And speaking of disclaimers, it should be pointed out that our implementation here by no means covers the requirements of the full XInclude draft; it will only allow inclusion of complete documents from the local file system. XInclude itself is far more flexible and robust. Our goal here is merely to demonstrate the principles of writing SAX filters.
use strict; use XML::Parser::PerlSAX; use XML::Filter::SAX2toSAX1; use XML::Filter::SAX1toSAX2; use XML::Handler::YAWriter; use IO::File; my $file = $ARGV[0] || die "Please pass a filename to process. . .\n";
After the required imports we are ready to build our SAX filter-handler
chain. The chain is more complex in this case since
XML::Parser::PerlSAX generates SAX1 events and
XML::Handler::YAWriter expects SAX1 events, but our XInclude
filter requires the more sophisticated namespace processing provided by
SAX2. We work around this by adding the filters
XML::Filter::SAX1toSAX2 and
XML::Filter::SAX2toSAX1 to the chain immediately before and
after our custom filter. This allows for proper namespace processing while
ensuring that the other parts of the handler chain are able to generate and
receive the data for the given events in the format that each expects.
my $writer = XML::Handler::YAWriter->new(Output => IO::File->new( ">-" ));
$writer->{Pretty}->{NoProlog} = 1;
my $sax1_filter = XML::Filter::SAX2toSAX1->new(Handler => $writer);
my $handler = FilterXInclude->new(Handler => $sax1_filter);
my $sax2_filter = XML::Filter::SAX1toSAX2->new(Handler => $handler);
my $parser = XML::Parser::PerlSAX->new(Handler => $sax2_filter);
my %parser_args = (Source => {SystemId => $file});
$parser->parse(%parser_args);
# end main
We now begin our XInclude filter module.

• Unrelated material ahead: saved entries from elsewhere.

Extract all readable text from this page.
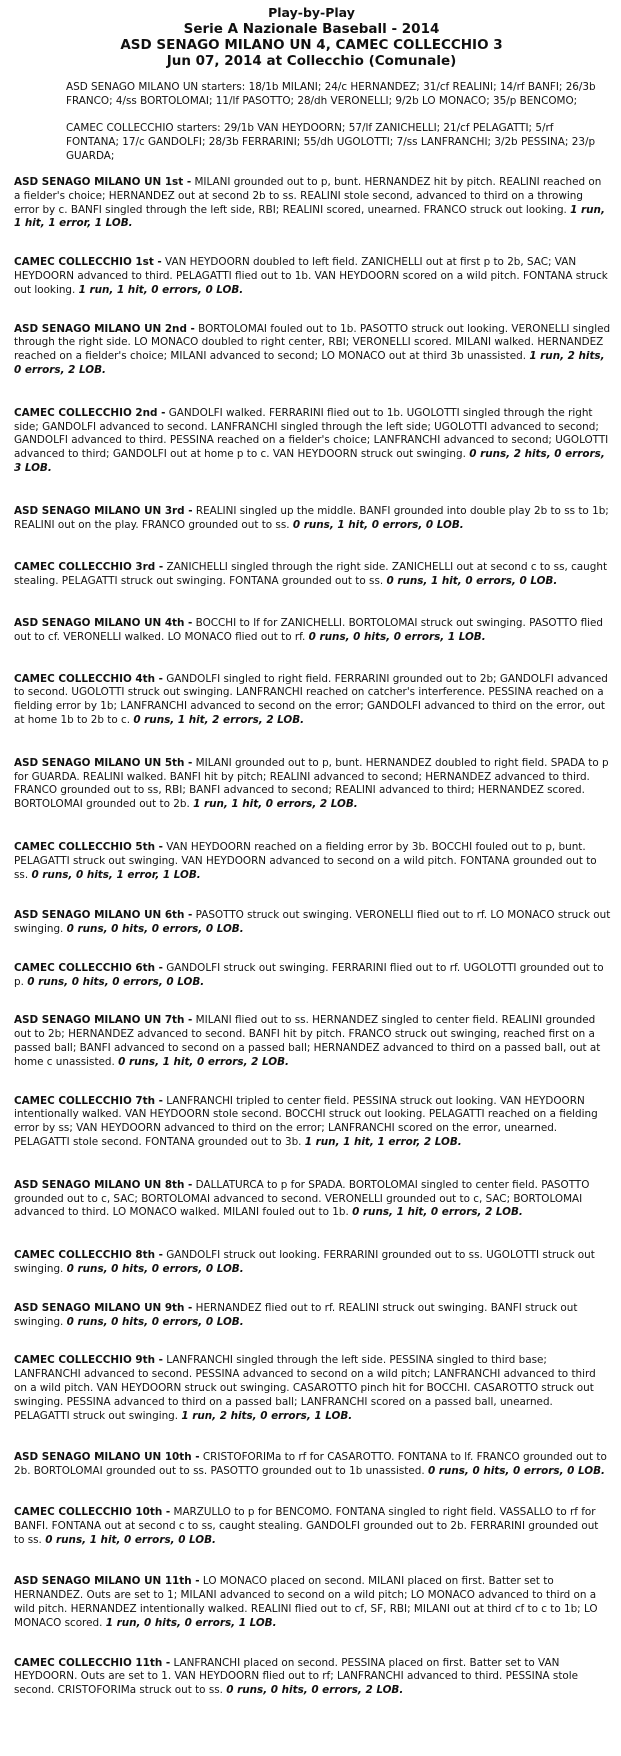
Play-by-Play
Serie A Nazionale Baseball - 2014
ASD SENAGO MILANO UN 4, CAMEC COLLECCHIO 3
Jun 07, 2014 at Collecchio (Comunale)
ASD SENAGO MILANO UN starters: 18/1b MILANI; 24/c HERNANDEZ; 31/cf REALINI; 14/rf BANFI; 26/3b FRANCO; 4/ss BORTOLOMAI; 11/lf PASOTTO; 28/dh VERONELLI; 9/2b LO MONACO; 35/p BENCOMO;
CAMEC COLLECCHIO starters: 29/1b VAN HEYDOORN; 57/lf ZANICHELLI; 21/cf PELAGATTI; 5/rf FONTANA; 17/c GANDOLFI; 28/3b FERRARINI; 55/dh UGOLOTTI; 7/ss LANFRANCHI; 3/2b PESSINA; 23/p GUARDA;
ASD SENAGO MILANO UN 1st - MILANI grounded out to p, bunt. HERNANDEZ hit by pitch. REALINI reached on a fielder's choice; HERNANDEZ out at second 2b to ss. REALINI stole second, advanced to third on a throwing error by c. BANFI singled through the left side, RBI; REALINI scored, unearned. FRANCO struck out looking. 1 run, 1 hit, 1 error, 1 LOB.
CAMEC COLLECCHIO 1st - VAN HEYDOORN doubled to left field. ZANICHELLI out at first p to 2b, SAC; VAN HEYDOORN advanced to third. PELAGATTI flied out to 1b. VAN HEYDOORN scored on a wild pitch. FONTANA struck out looking. 1 run, 1 hit, 0 errors, 0 LOB.
ASD SENAGO MILANO UN 2nd - BORTOLOMAI fouled out to 1b. PASOTTO struck out looking. VERONELLI singled through the right side. LO MONACO doubled to right center, RBI; VERONELLI scored. MILANI walked. HERNANDEZ reached on a fielder's choice; MILANI advanced to second; LO MONACO out at third 3b unassisted. 1 run, 2 hits, 0 errors, 2 LOB.
CAMEC COLLECCHIO 2nd - GANDOLFI walked. FERRARINI flied out to 1b. UGOLOTTI singled through the right side; GANDOLFI advanced to second. LANFRANCHI singled through the left side; UGOLOTTI advanced to second; GANDOLFI advanced to third. PESSINA reached on a fielder's choice; LANFRANCHI advanced to second; UGOLOTTI advanced to third; GANDOLFI out at home p to c. VAN HEYDOORN struck out swinging. 0 runs, 2 hits, 0 errors, 3 LOB.
ASD SENAGO MILANO UN 3rd - REALINI singled up the middle. BANFI grounded into double play 2b to ss to 1b; REALINI out on the play. FRANCO grounded out to ss. 0 runs, 1 hit, 0 errors, 0 LOB.
CAMEC COLLECCHIO 3rd - ZANICHELLI singled through the right side. ZANICHELLI out at second c to ss, caught stealing. PELAGATTI struck out swinging. FONTANA grounded out to ss. 0 runs, 1 hit, 0 errors, 0 LOB.
ASD SENAGO MILANO UN 4th - BOCCHI to lf for ZANICHELLI. BORTOLOMAI struck out swinging. PASOTTO flied out to cf. VERONELLI walked. LO MONACO flied out to rf. 0 runs, 0 hits, 0 errors, 1 LOB.
CAMEC COLLECCHIO 4th - GANDOLFI singled to right field. FERRARINI grounded out to 2b; GANDOLFI advanced to second. UGOLOTTI struck out swinging. LANFRANCHI reached on catcher's interference. PESSINA reached on a fielding error by 1b; LANFRANCHI advanced to second on the error; GANDOLFI advanced to third on the error, out at home 1b to 2b to c. 0 runs, 1 hit, 2 errors, 2 LOB.
ASD SENAGO MILANO UN 5th - MILANI grounded out to p, bunt. HERNANDEZ doubled to right field. SPADA to p for GUARDA. REALINI walked. BANFI hit by pitch; REALINI advanced to second; HERNANDEZ advanced to third. FRANCO grounded out to ss, RBI; BANFI advanced to second; REALINI advanced to third; HERNANDEZ scored. BORTOLOMAI grounded out to 2b. 1 run, 1 hit, 0 errors, 2 LOB.
CAMEC COLLECCHIO 5th - VAN HEYDOORN reached on a fielding error by 3b. BOCCHI fouled out to p, bunt. PELAGATTI struck out swinging. VAN HEYDOORN advanced to second on a wild pitch. FONTANA grounded out to ss. 0 runs, 0 hits, 1 error, 1 LOB.
ASD SENAGO MILANO UN 6th - PASOTTO struck out swinging. VERONELLI flied out to rf. LO MONACO struck out swinging. 0 runs, 0 hits, 0 errors, 0 LOB.
CAMEC COLLECCHIO 6th - GANDOLFI struck out swinging. FERRARINI flied out to rf. UGOLOTTI grounded out to p. 0 runs, 0 hits, 0 errors, 0 LOB.
ASD SENAGO MILANO UN 7th - MILANI flied out to ss. HERNANDEZ singled to center field. REALINI grounded out to 2b; HERNANDEZ advanced to second. BANFI hit by pitch. FRANCO struck out swinging, reached first on a passed ball; BANFI advanced to second on a passed ball; HERNANDEZ advanced to third on a passed ball, out at home c unassisted. 0 runs, 1 hit, 0 errors, 2 LOB.
CAMEC COLLECCHIO 7th - LANFRANCHI tripled to center field. PESSINA struck out looking. VAN HEYDOORN intentionally walked. VAN HEYDOORN stole second. BOCCHI struck out looking. PELAGATTI reached on a fielding error by ss; VAN HEYDOORN advanced to third on the error; LANFRANCHI scored on the error, unearned. PELAGATTI stole second. FONTANA grounded out to 3b. 1 run, 1 hit, 1 error, 2 LOB.
ASD SENAGO MILANO UN 8th - DALLATURCA to p for SPADA. BORTOLOMAI singled to center field. PASOTTO grounded out to c, SAC; BORTOLOMAI advanced to second. VERONELLI grounded out to c, SAC; BORTOLOMAI advanced to third. LO MONACO walked. MILANI fouled out to 1b. 0 runs, 1 hit, 0 errors, 2 LOB.
CAMEC COLLECCHIO 8th - GANDOLFI struck out looking. FERRARINI grounded out to ss. UGOLOTTI struck out swinging. 0 runs, 0 hits, 0 errors, 0 LOB.
ASD SENAGO MILANO UN 9th - HERNANDEZ flied out to rf. REALINI struck out swinging. BANFI struck out swinging. 0 runs, 0 hits, 0 errors, 0 LOB.
CAMEC COLLECCHIO 9th - LANFRANCHI singled through the left side. PESSINA singled to third base; LANFRANCHI advanced to second. PESSINA advanced to second on a wild pitch; LANFRANCHI advanced to third on a wild pitch. VAN HEYDOORN struck out swinging. CASAROTTO pinch hit for BOCCHI. CASAROTTO struck out swinging. PESSINA advanced to third on a passed ball; LANFRANCHI scored on a passed ball, unearned. PELAGATTI struck out swinging. 1 run, 2 hits, 0 errors, 1 LOB.
ASD SENAGO MILANO UN 10th - CRISTOFORIMa to rf for CASAROTTO. FONTANA to lf. FRANCO grounded out to 2b. BORTOLOMAI grounded out to ss. PASOTTO grounded out to 1b unassisted. 0 runs, 0 hits, 0 errors, 0 LOB.
CAMEC COLLECCHIO 10th - MARZULLO to p for BENCOMO. FONTANA singled to right field. VASSALLO to rf for BANFI. FONTANA out at second c to ss, caught stealing. GANDOLFI grounded out to 2b. FERRARINI grounded out to ss. 0 runs, 1 hit, 0 errors, 0 LOB.
ASD SENAGO MILANO UN 11th - LO MONACO placed on second. MILANI placed on first. Batter set to HERNANDEZ. Outs are set to 1; MILANI advanced to second on a wild pitch; LO MONACO advanced to third on a wild pitch. HERNANDEZ intentionally walked. REALINI flied out to cf, SF, RBI; MILANI out at third cf to c to 1b; LO MONACO scored. 1 run, 0 hits, 0 errors, 1 LOB.
CAMEC COLLECCHIO 11th - LANFRANCHI placed on second. PESSINA placed on first. Batter set to VAN HEYDOORN. Outs are set to 1. VAN HEYDOORN flied out to rf; LANFRANCHI advanced to third. PESSINA stole second. CRISTOFORIMa struck out to ss. 0 runs, 0 hits, 0 errors, 2 LOB.
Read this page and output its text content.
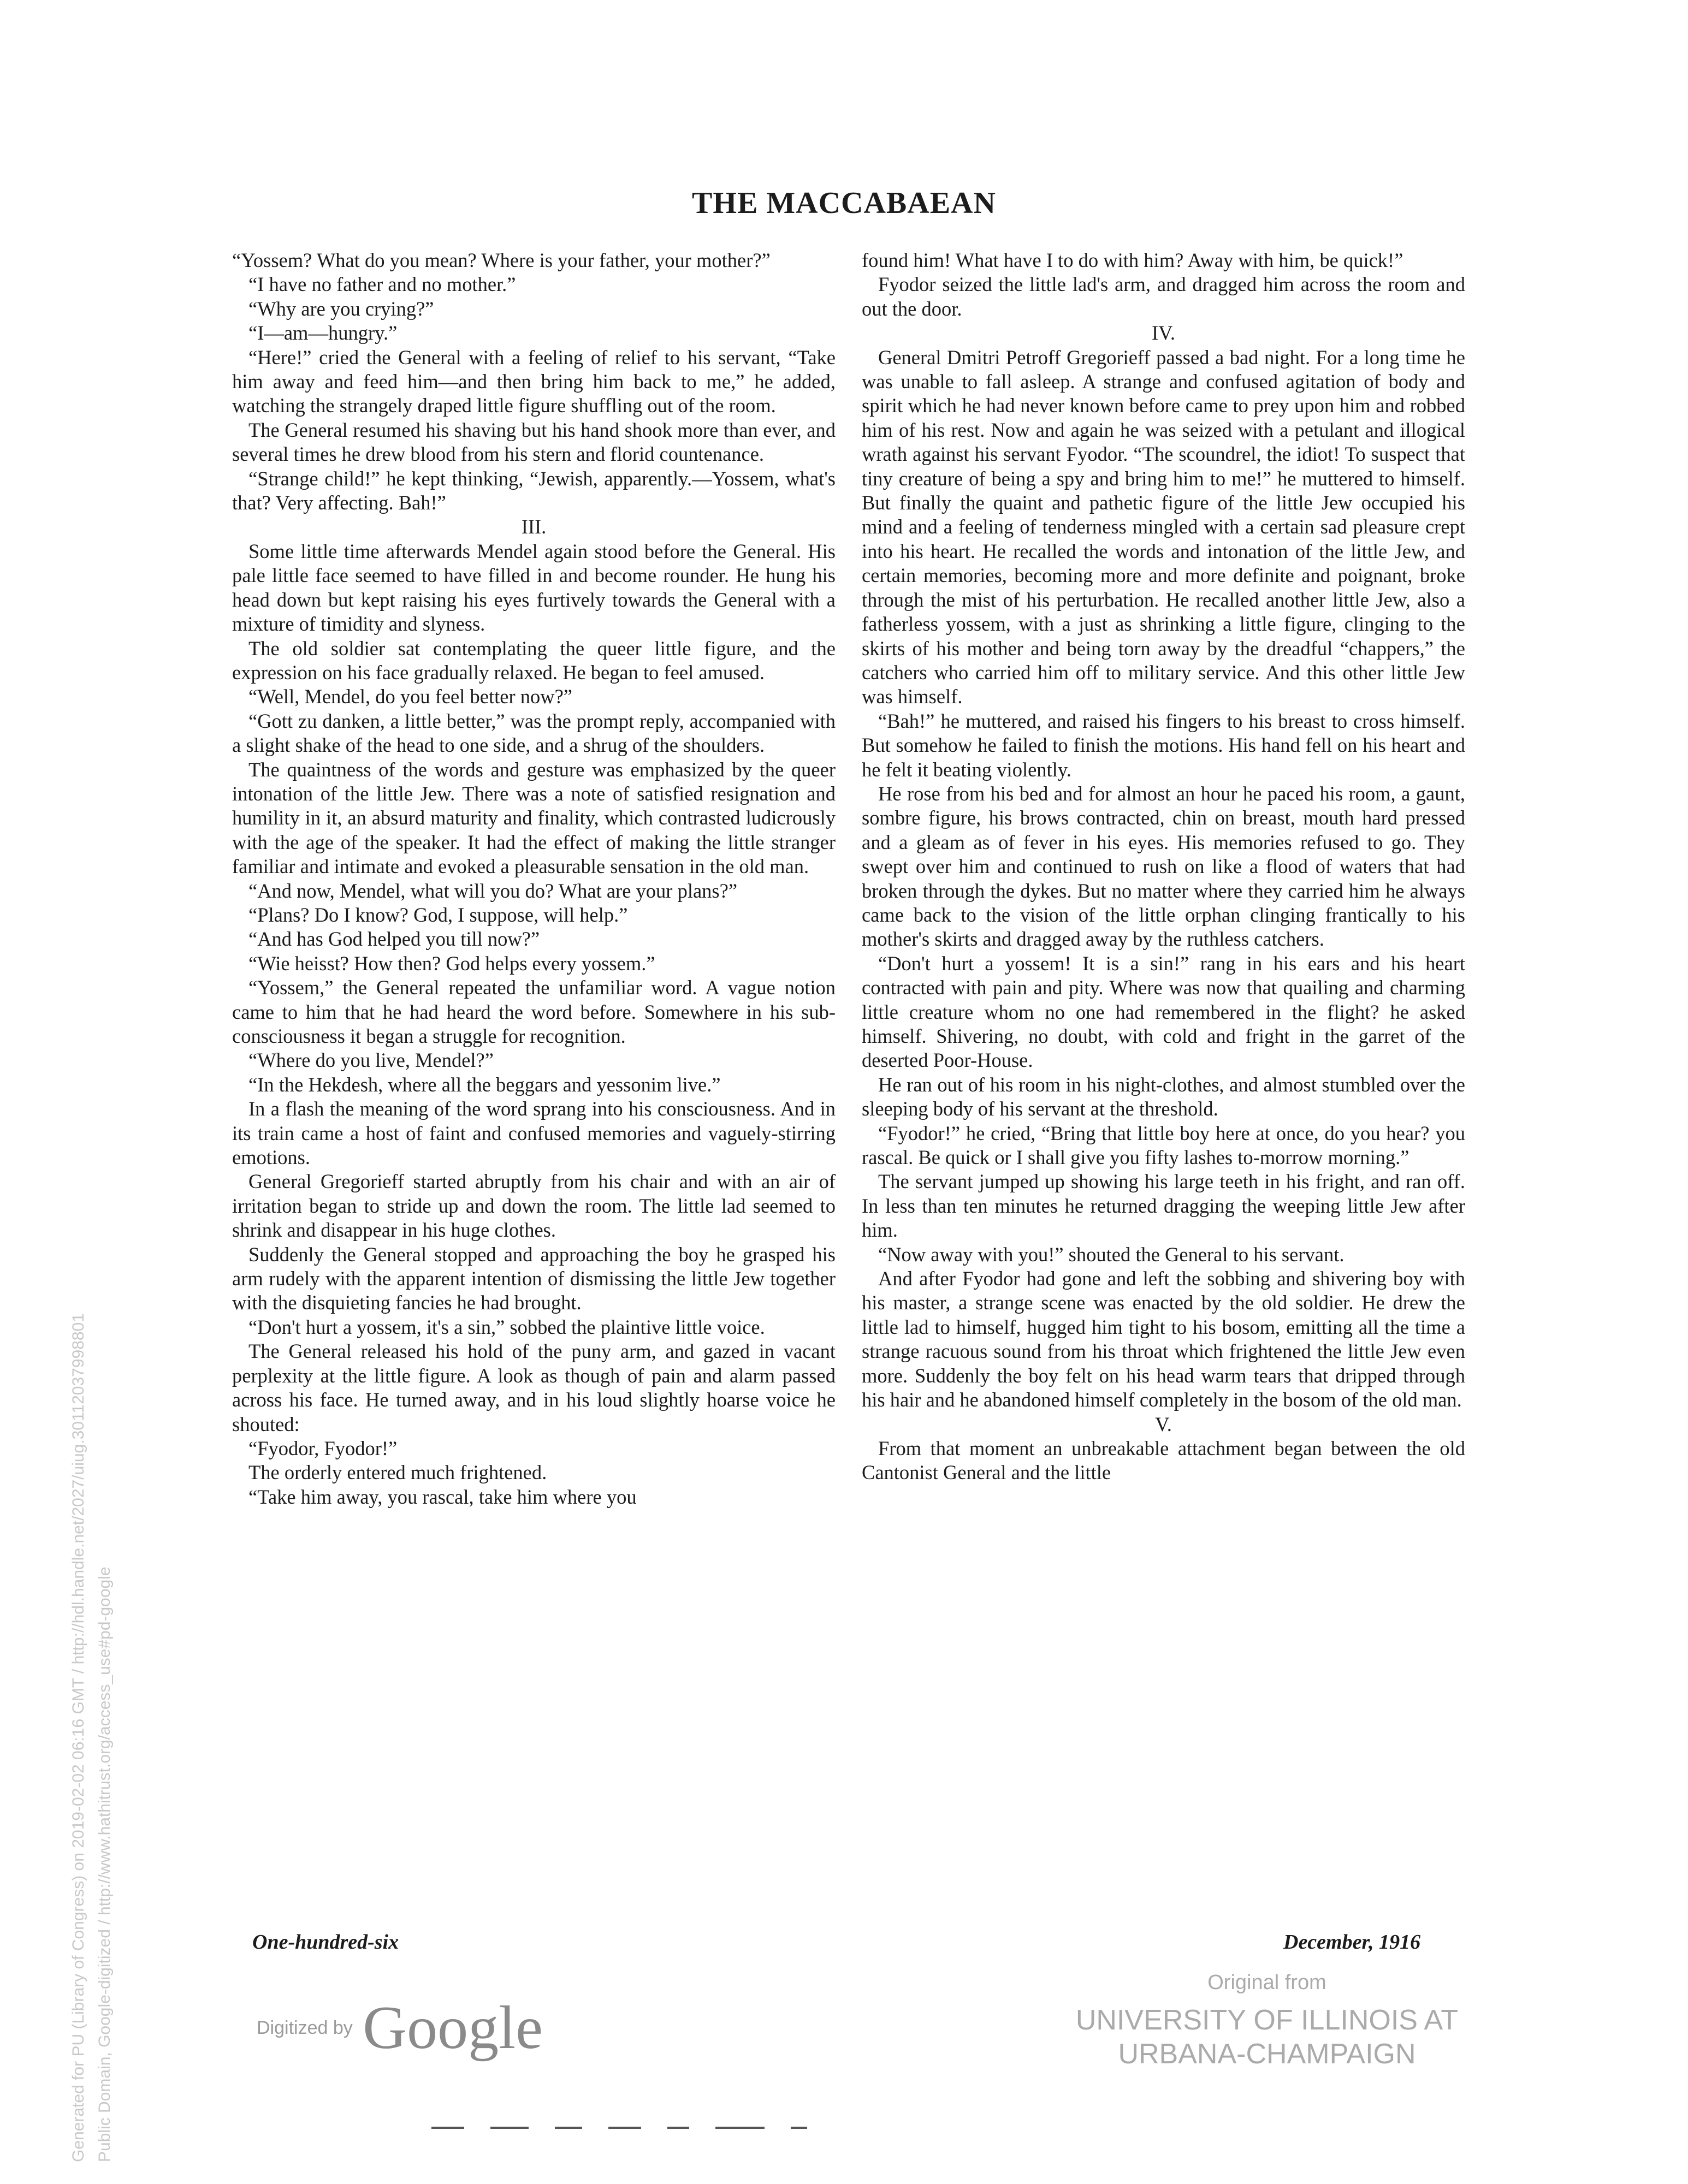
THE MACCABAEAN

“Yossem? What do you mean? Where is your father, your mother?”

“I have no father and no mother.”

“Why are you crying?”

“I—am—hungry.”

“Here!” cried the General with a feeling of relief to his servant, “Take him away and feed him—and then bring him back to me,” he added, watching the strangely draped little figure shuffling out of the room.

The General resumed his shaving but his hand shook more than ever, and several times he drew blood from his stern and florid countenance.

“Strange child!” he kept thinking, “Jewish, apparently.—Yossem, what's that? Very affecting. Bah!”

III.

Some little time afterwards Mendel again stood before the General. His pale little face seemed to have filled in and become rounder. He hung his head down but kept raising his eyes furtively towards the General with a mixture of timidity and slyness.

The old soldier sat contemplating the queer little figure, and the expression on his face gradually relaxed. He began to feel amused.

“Well, Mendel, do you feel better now?”

“Gott zu danken, a little better,” was the prompt reply, accompanied with a slight shake of the head to one side, and a shrug of the shoulders.

The quaintness of the words and gesture was emphasized by the queer intonation of the little Jew. There was a note of satisfied resignation and humility in it, an absurd maturity and finality, which contrasted ludicrously with the age of the speaker. It had the effect of making the little stranger familiar and intimate and evoked a pleasurable sensation in the old man.

“And now, Mendel, what will you do? What are your plans?”

“Plans? Do I know? God, I suppose, will help.”

“And has God helped you till now?”

“Wie heisst? How then? God helps every yossem.”

“Yossem,” the General repeated the unfamiliar word. A vague notion came to him that he had heard the word before. Somewhere in his sub-consciousness it began a struggle for recognition.

“Where do you live, Mendel?”

“In the Hekdesh, where all the beggars and yessonim live.”

In a flash the meaning of the word sprang into his consciousness. And in its train came a host of faint and confused memories and vaguely-stirring emotions.

General Gregorieff started abruptly from his chair and with an air of irritation began to stride up and down the room. The little lad seemed to shrink and disappear in his huge clothes.

Suddenly the General stopped and approaching the boy he grasped his arm rudely with the apparent intention of dismissing the little Jew together with the disquieting fancies he had brought.

“Don't hurt a yossem, it's a sin,” sobbed the plaintive little voice.

The General released his hold of the puny arm, and gazed in vacant perplexity at the little figure. A look as though of pain and alarm passed across his face. He turned away, and in his loud slightly hoarse voice he shouted:

“Fyodor, Fyodor!”

The orderly entered much frightened.

“Take him away, you rascal, take him where you

found him! What have I to do with him? Away with him, be quick!”

Fyodor seized the little lad's arm, and dragged him across the room and out the door.

IV.

General Dmitri Petroff Gregorieff passed a bad night. For a long time he was unable to fall asleep. A strange and confused agitation of body and spirit which he had never known before came to prey upon him and robbed him of his rest. Now and again he was seized with a petulant and illogical wrath against his servant Fyodor. “The scoundrel, the idiot! To suspect that tiny creature of being a spy and bring him to me!” he muttered to himself. But finally the quaint and pathetic figure of the little Jew occupied his mind and a feeling of tenderness mingled with a certain sad pleasure crept into his heart. He recalled the words and intonation of the little Jew, and certain memories, becoming more and more definite and poignant, broke through the mist of his perturbation. He recalled another little Jew, also a fatherless yossem, with a just as shrinking a little figure, clinging to the skirts of his mother and being torn away by the dreadful “chappers,” the catchers who carried him off to military service. And this other little Jew was himself.

“Bah!” he muttered, and raised his fingers to his breast to cross himself. But somehow he failed to finish the motions. His hand fell on his heart and he felt it beating violently.

He rose from his bed and for almost an hour he paced his room, a gaunt, sombre figure, his brows contracted, chin on breast, mouth hard pressed and a gleam as of fever in his eyes. His memories refused to go. They swept over him and continued to rush on like a flood of waters that had broken through the dykes. But no matter where they carried him he always came back to the vision of the little orphan clinging frantically to his mother's skirts and dragged away by the ruthless catchers.

“Don't hurt a yossem! It is a sin!” rang in his ears and his heart contracted with pain and pity. Where was now that quailing and charming little creature whom no one had remembered in the flight? he asked himself. Shivering, no doubt, with cold and fright in the garret of the deserted Poor-House.

He ran out of his room in his night-clothes, and almost stumbled over the sleeping body of his servant at the threshold.

“Fyodor!” he cried, “Bring that little boy here at once, do you hear? you rascal. Be quick or I shall give you fifty lashes to-morrow morning.”

The servant jumped up showing his large teeth in his fright, and ran off. In less than ten minutes he returned dragging the weeping little Jew after him.

“Now away with you!” shouted the General to his servant.

And after Fyodor had gone and left the sobbing and shivering boy with his master, a strange scene was enacted by the old soldier. He drew the little lad to himself, hugged him tight to his bosom, emitting all the time a strange racuous sound from his throat which frightened the little Jew even more. Suddenly the boy felt on his head warm tears that dripped through his hair and he abandoned himself completely in the bosom of the old man.

V.

From that moment an unbreakable attachment began between the old Cantonist General and the little

One-hundred-six	December, 1916
Digitized by Google
Original from
UNIVERSITY OF ILLINOIS AT
URBANA-CHAMPAIGN
Generated for PU (Library of Congress) on 2019-02-02 06:16 GMT / http://hdl.handle.net/2027/uiug.30112037998801 Public Domain, Google-digitized / http://www.hathitrust.org/access_use#pd-google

Note that, again, we inherit
from XML::Filter::Base to make life a little easier. Also
notice that we add a BaseURI property to the filter object.
This gives us a place to store the path that provides the context in which
to resolve any relative URIs offered by the include elements. We set the
default for this property to the current directory that the script is being
executed in.
# minimal XInclude Implementation
package FilterXInclude;
use strict;
use base qw(XML::Filter::Base);
use XML::Parser::PerlSAX;
use XML::Filter::SAX2toSAX1;
use XML::Filter::SAX1toSAX2;
sub new {
my $class = shift;
my %options = @_;
$options{BaseURI} ||= './';
return bless \%options, $class;
}
sub start_element {
my ($self, $element) = @_;
my %attrs = %{$element->{Attributes}};
As we begin the start_element handler, we first check for
an xml:base attribute in the current element. The
xml:base attribute is the recommended way to set the base URI
for applications that are expected to cope with relative URIs. In this case
if an xml:base attribute is found, we set the value of the
filter object's BaseURI property to its value.
It is worth noting here that the structure of SAX2 attributes differs significantly from that of SAX1. In Perl implementations of SAX1, attributes are a simple HASH reference of name/value pairs. This causes problems with more modern documents that employ XML namespaces since they allow for cases where two attributes may have the same name, but are bound to different namespace URIs. Simple key => value pairs are not enough to capture the "X, in namespace Y, equals Z" relationships provided by namespaced attributes.